Aku terkejut lantas membuka mata lebar-lebar, sebuah kejutan besar terdengar dari mulut wanita yang ku kagumi sosoknya, yang ku ketahui ia tidak pernah membahas perihal hatinya ataupun memiliki ketertarikan pada lawan jenis, tapi tiba-tiba saja dia memberi kabar bahwa malam ini akan menerima lamaran dari seorang pria yang dalam waktu cepat akan menikahinya.

“Nikah? Sama siapa mbak? Mbak selama ini belum pernah cerita sama aku kalau mbak lagi deket sama cowok.” Ucapku meyakini dugaanku.

“Mbak memang tidak pernah dekat dengan siapa pun, bahkan mbak baru akan bertemu pria itu malam ini pas acara lamaran.”

“Apa? belum pernah ketemu berarti mbak belum kenal orang ini?” tanyaku memastikan, dan ia hanya mengangguk, “terus, kok bisa mbak nerima lamaran dia? Kalau pas ketemu orangnya mbak gak suka gimana? Soal-.”

Belum sempat aku melanjutkan ucapanku, mbak Aish pun segera memotongnya, “soal muka? Ganteng atau engga?”

“Bukan gitu mbak, masa iya mbak langsung nikah tanpa kenal sama orang yang nikahi mbak? Kita kan belum tahu sifat asli dia kayak gimana? Aku takut Mbak nyesel nantinya.”

“Kamu gak perlu khawatir Hana, beliau ini pria baik-baik kok, dia anak dari sahabatnya pakde, mbak yakin jodoh pilihan pakde itu gak akan salah, pasti yang terbaik untuk Mbak, mbak percaya itu, lagi pula masalah pengenalan karakter satu sama lain, perlahan kita bisa saling mengenal setelah acara lamaran ini, dan bukannya lebih indah dan menyenangkan jika pacaran setelah menikah kan?”
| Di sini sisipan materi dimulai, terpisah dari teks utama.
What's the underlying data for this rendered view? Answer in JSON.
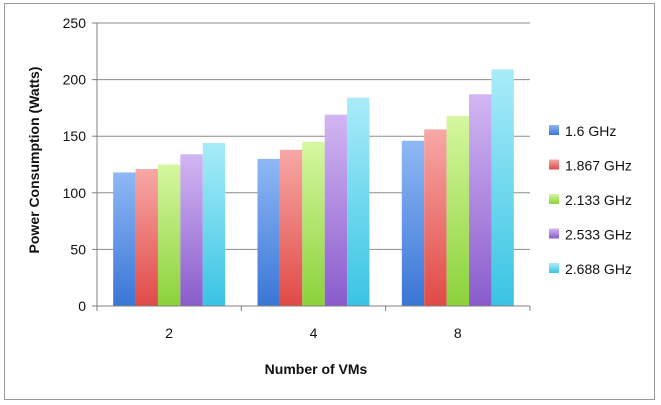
{
  "chart_data": {
    "type": "bar",
    "categories": [
      "2",
      "4",
      "8"
    ],
    "series": [
      {
        "name": "1.6 GHz",
        "values": [
          118,
          130,
          146
        ]
      },
      {
        "name": "1.867 GHz",
        "values": [
          121,
          138,
          156
        ]
      },
      {
        "name": "2.133 GHz",
        "values": [
          125,
          145,
          168
        ]
      },
      {
        "name": "2.533 GHz",
        "values": [
          134,
          169,
          187
        ]
      },
      {
        "name": "2.688 GHz",
        "values": [
          144,
          184,
          209
        ]
      }
    ],
    "xlabel": "Number of VMs",
    "ylabel": "Power Consumption (Watts)",
    "ylim": [
      0,
      250
    ],
    "yticks": [
      0,
      50,
      100,
      150,
      200,
      250
    ],
    "grid": true,
    "legend_position": "right",
    "colors": {
      "1.6 GHz": {
        "light": "#8fb8f5",
        "dark": "#3a76d6"
      },
      "1.867 GHz": {
        "light": "#f7a8a6",
        "dark": "#e04a47"
      },
      "2.133 GHz": {
        "light": "#d6f7a0",
        "dark": "#8bd23a"
      },
      "2.533 GHz": {
        "light": "#d2b6f3",
        "dark": "#8a5ccc"
      },
      "2.688 GHz": {
        "light": "#a9ecf9",
        "dark": "#39c4e3"
      }
    }
  }
}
Sejenak aku terdiam, berpikir dan membenarkan apa yang mbak Aish katakan. Bukan salah lagi jika aku mengagumi sosok wanita ini, dia benar-benar menjaga kehormatannya untuk suaminya kelak, berbeda denganku, mungkin aku juga merasa bersalah karena telah mengajak adiknya terjebak dalam perasaan ini, perasaan yang seharusnya tidak lebih dulu muncul di usia kami yang masih belia.

“Mbak sudah izin sama pak kiyai dan Bu nyai?”

“Sudah kok, tadi pagi pas kamu lagi di kelas.” Sahutnya yang kembali melanjutkan kegiatannya.

Aku membantunya merapikan pakaian yang masih tersisa di dalam lemarinya, kemudian mbak Aish mengambil sebuah jilbab berwarna dasar merah muda dengan motif garis-garis putih membentuk pola kelopak bunga dengan jumlah banyak, jika di lihat dari kejauhan motif bunga ini seperti tidak terlihat, tapi jika kita mengamatinya dari dekat, motif bunga mawar ini sangat cantik.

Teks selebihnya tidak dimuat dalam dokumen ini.